About My Trip

My trip has taken on many levels of concepts, and quite honestly the final project will really have a lot do with the stories that I am able to create with my camera. The idea started from my daughter who pulled together birthday money and allowances to give Gail a donation for kids uniforms.  As Gail and my mother were leaving, my daugher looked at me a expressed something to the effect of, what if we could change one childs life and he becomes like Dr. Sam. Dr. Sam is the head of the Nkoaranga Lutheran Hospital where Gail has been living and working. Words like this get you thinking, even dreaming. I have been a photographer for years, it was my talent growing up, though through the years it has taken the back burner to other amazing events. Going digital 5 years ago help spark my photography work again and I have been able to start showing my work again and have been publish in a few books.

The funny thing here in this trip is the word thousands. I photographed my daughter soccer game yesterday and took 100 photos in 40 min. When I was in China with my family I shot 1400. I have a feeling that there are going to be a lot of photos taken, the hard part is putting it all together to tell a story. My goal on this trip is to tell stories hope with my photography that will bring awareness and raise money for the hospital. When I get back I hope to do a photography show and have a book published with proceeds going back to the hospital and another group that I have been associated with EPIC change.

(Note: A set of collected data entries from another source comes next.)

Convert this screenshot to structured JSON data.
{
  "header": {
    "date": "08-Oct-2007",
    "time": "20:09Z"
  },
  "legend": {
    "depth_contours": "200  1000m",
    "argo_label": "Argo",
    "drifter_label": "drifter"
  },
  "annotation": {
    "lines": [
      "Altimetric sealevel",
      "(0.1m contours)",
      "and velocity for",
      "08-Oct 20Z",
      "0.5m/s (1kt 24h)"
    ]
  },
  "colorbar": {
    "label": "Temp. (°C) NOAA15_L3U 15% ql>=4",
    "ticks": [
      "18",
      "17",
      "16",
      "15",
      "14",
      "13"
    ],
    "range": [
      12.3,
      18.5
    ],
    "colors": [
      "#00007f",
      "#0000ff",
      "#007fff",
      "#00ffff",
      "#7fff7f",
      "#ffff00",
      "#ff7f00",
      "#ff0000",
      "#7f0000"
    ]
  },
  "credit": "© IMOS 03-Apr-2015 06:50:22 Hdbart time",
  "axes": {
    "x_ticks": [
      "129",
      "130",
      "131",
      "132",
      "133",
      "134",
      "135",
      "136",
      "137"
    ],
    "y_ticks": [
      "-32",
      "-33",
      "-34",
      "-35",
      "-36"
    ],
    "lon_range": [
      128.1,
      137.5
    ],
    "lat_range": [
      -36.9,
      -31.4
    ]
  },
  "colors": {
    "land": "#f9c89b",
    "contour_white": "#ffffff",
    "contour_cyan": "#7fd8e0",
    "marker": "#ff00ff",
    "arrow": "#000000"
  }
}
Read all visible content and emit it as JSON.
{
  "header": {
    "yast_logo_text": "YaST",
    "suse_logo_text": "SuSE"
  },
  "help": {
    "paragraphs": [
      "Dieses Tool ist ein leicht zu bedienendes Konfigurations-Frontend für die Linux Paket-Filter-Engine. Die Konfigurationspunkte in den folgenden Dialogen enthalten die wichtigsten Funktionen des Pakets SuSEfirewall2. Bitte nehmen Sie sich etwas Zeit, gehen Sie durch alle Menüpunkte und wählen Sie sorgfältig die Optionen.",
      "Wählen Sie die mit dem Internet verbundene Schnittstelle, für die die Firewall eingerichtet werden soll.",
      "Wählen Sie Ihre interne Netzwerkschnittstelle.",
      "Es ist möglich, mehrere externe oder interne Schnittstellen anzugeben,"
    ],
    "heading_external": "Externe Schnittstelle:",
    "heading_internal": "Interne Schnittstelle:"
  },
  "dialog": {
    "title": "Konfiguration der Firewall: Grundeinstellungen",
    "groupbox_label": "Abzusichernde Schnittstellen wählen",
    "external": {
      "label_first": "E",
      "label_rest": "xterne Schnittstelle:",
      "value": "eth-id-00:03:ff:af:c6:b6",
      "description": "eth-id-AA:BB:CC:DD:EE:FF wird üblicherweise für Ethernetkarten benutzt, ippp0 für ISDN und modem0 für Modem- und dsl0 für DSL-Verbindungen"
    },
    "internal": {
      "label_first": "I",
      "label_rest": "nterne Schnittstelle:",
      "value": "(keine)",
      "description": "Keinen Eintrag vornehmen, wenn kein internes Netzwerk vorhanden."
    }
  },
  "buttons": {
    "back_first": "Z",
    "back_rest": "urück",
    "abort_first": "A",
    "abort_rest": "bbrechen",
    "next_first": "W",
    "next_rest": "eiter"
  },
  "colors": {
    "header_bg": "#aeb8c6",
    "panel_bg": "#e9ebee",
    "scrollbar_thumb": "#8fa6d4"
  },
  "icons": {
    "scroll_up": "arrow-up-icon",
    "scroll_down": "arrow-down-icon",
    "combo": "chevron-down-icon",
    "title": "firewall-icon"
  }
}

I will be staying at Nkoaranga Lutheran Hospital and Orphanage it was opened started in late thirties as a small dispensaries by missionaries. Then was expanded to a hospital back in 1969. It has 2 graduate doctors and one assistant doctor and one assistant dental officer. There are 4 nursing officers an 13 nurse midwives and about 10 nurse assistants.

They face may tropical diseases like malaria and HIV/AIDS, pnemonia diarrhoea, Tuberculosis, typhoid fever, meningitis, and now lot of patients with diabetes, and hypertention. They have very limited resources and mostly use clinical diagnosis on starting treatment although our laboratory can do some few tests.

In the orphanage they have about 25 children and they range from 1 month to 5 years. These are children who either one of their parents died or both, but mostly mothers are the one die and they die during delivery most of them. However they do not keep children of the mothers who die from AIDS, instead they send them to a center where they specialize in these children.

There are many stories here. I can not wait to get there.